Christmas Eve
Posted December 25th, 2003 by Sean WilliamsWe have had a great day, but great days aren’t really what I use this blog for. I use this blog in order to demystify the demons that I have, I use this space for looking for the worst in situations, I don’t really use this for celebration.
So, the bad part about today is that I miss the family who isn’t here. I miss my dad and I really miss Kent and Melissa and the kids. I always miss my dad on Christmas, but I also missed him a lot for my whole life so that’s something I have learned to manage. I really wish we could have been with Sean and Lucas today on top of all this.
Our last two Christmases were sort of a last hurrah, I think. We’re now moving in to more of an adult Christmas, one where we bring our new families together with our old ones, where we try to marry the people we marry to the people we were born with. And it is just really lovely, although it is new and different. To say this is as good as we can expect to have in our mid thirties is wrong, it is much much better than that. But I do miss the people who can’t be here.
Jordana and I had our first date at a Passover Seder, so we are definitely aware of the sublime and the ridiculous when it comes to something like this. That night she asked me what my favorite children’s story was, her belief being that your favorite fable from childhood is indicative of what your priorities will be, who you are deep down.
After thinking about it some time, I told her that my favorite story is the story of the christ-child’s birth. Not the virgin and not the martyr to be, but the shepherds and the wise men and the manger surrounded by animals. There was nowhere for them to sleep that night, Mary was in danger of dying if she didn’t find somewhere to lie down, and they ended up in the barn. When the baby was born, shepherds were told, “Listen, you need to see this. Someone needs to see this, and you are right here. You are *right here*! Come on.”
There was a child who would change the world, but right now, he had nothing. The feeding trough was the only place to put his head. Greatness can be achieved by anyone, no matter how insignificant they might seem. Some of us achieve only what has been made easy for us, we only spend the time we have spared, we only love those who love us, we only travel the road that was built before we got there. But from this tiny baby, this one shining miracle of birth in a sea of billions and billions of births, this person changed the earth, made us what we are today.
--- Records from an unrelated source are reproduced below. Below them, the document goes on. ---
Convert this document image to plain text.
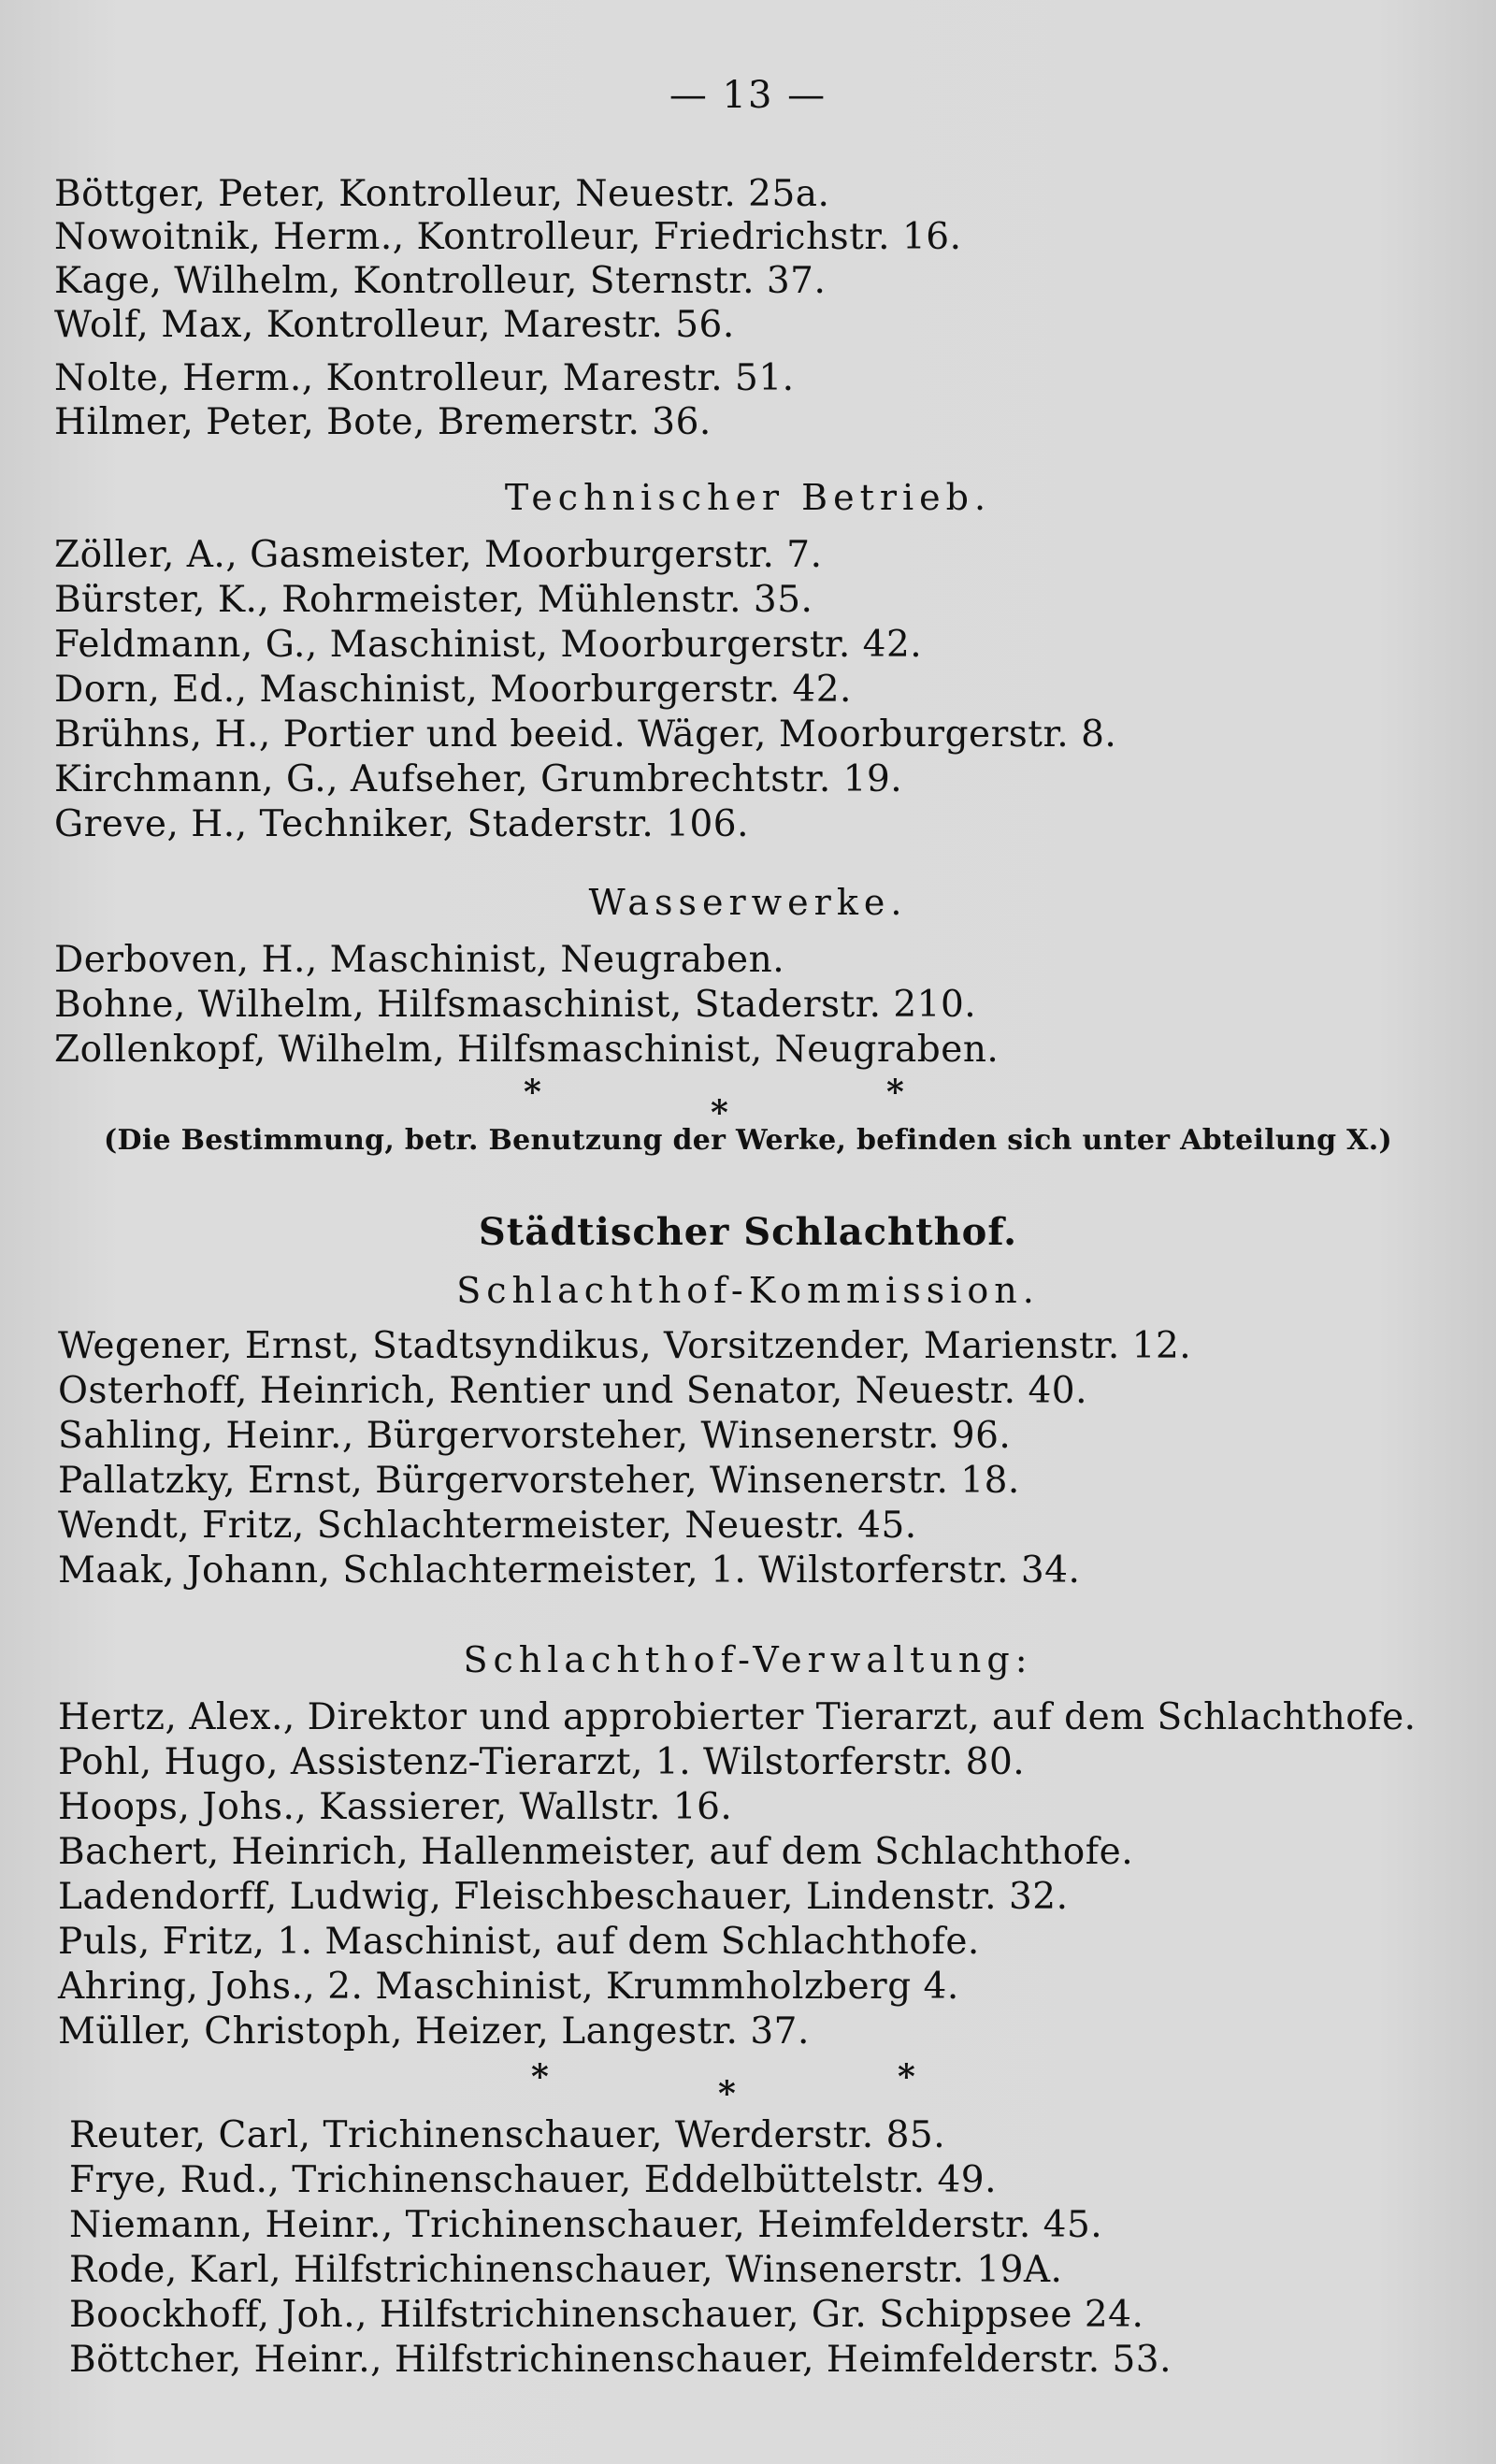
— 13 —
Böttger, Peter, Kontrolleur, Neuestr. 25a.
Nowoitnik, Herm., Kontrolleur, Friedrichstr. 16.
Kage, Wilhelm, Kontrolleur, Sternstr. 37.
Wolf, Max, Kontrolleur, Marestr. 56.
Nolte, Herm., Kontrolleur, Marestr. 51.
Hilmer, Peter, Bote, Bremerstr. 36.
Technischer Betrieb.
Zöller, A., Gasmeister, Moorburgerstr. 7.
Bürster, K., Rohrmeister, Mühlenstr. 35.
Feldmann, G., Maschinist, Moorburgerstr. 42.
Dorn, Ed., Maschinist, Moorburgerstr. 42.
Brühns, H., Portier und beeid. Wäger, Moorburgerstr. 8.
Kirchmann, G., Aufseher, Grumbrechtstr. 19.
Greve, H., Techniker, Staderstr. 106.
Wasserwerke.
Derboven, H., Maschinist, Neugraben.
Bohne, Wilhelm, Hilfsmaschinist, Staderstr. 210.
Zollenkopf, Wilhelm, Hilfsmaschinist, Neugraben.
*
*
*
(Die Bestimmung, betr. Benutzung der Werke, befinden sich unter Abteilung X.)
Städtischer Schlachthof.
Schlachthof-Kommission.
Wegener, Ernst, Stadtsyndikus, Vorsitzender, Marienstr. 12.
Osterhoff, Heinrich, Rentier und Senator, Neuestr. 40.
Sahling, Heinr., Bürgervorsteher, Winsenerstr. 96.
Pallatzky, Ernst, Bürgervorsteher, Winsenerstr. 18.
Wendt, Fritz, Schlachtermeister, Neuestr. 45.
Maak, Johann, Schlachtermeister, 1. Wilstorferstr. 34.
Schlachthof-Verwaltung:
Hertz, Alex., Direktor und approbierter Tierarzt, auf dem Schlachthofe.
Pohl, Hugo, Assistenz-Tierarzt, 1. Wilstorferstr. 80.
Hoops, Johs., Kassierer, Wallstr. 16.
Bachert, Heinrich, Hallenmeister, auf dem Schlachthofe.
Ladendorff, Ludwig, Fleischbeschauer, Lindenstr. 32.
Puls, Fritz, 1. Maschinist, auf dem Schlachthofe.
Ahring, Johs., 2. Maschinist, Krummholzberg 4.
Müller, Christoph, Heizer, Langestr. 37.
*	*	*
Reuter, Carl, Trichinenschauer, Werderstr. 85.
Frye, Rud., Trichinenschauer, Eddelbüttelstr. 49.
Niemann, Heinr., Trichinenschauer, Heimfelderstr. 45.
Rode, Karl, Hilfstrichinenschauer, Winsenerstr. 19A.
Boockhoff, Joh., Hilfstrichinenschauer, Gr. Schippsee 24.
Böttcher, Heinr., Hilfstrichinenschauer, Heimfelderstr. 53.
So, it sticks with me. I cry every Christmas, at the songs and remembering the stories. I can’t really be coherent about something like this, but for me, it is larger than the cliches. I am no Christian, but I love what Jesus means to me.
Jordana is pretty sick, she had a bleeding cyst on her ovary that has made her unable to keep any food in her and made her terribly uncomfortable, and I got really scared tonight for a little while, really scared that she was going to be going through something bad. And I just know that the greatness that she was born to be has not happened yet.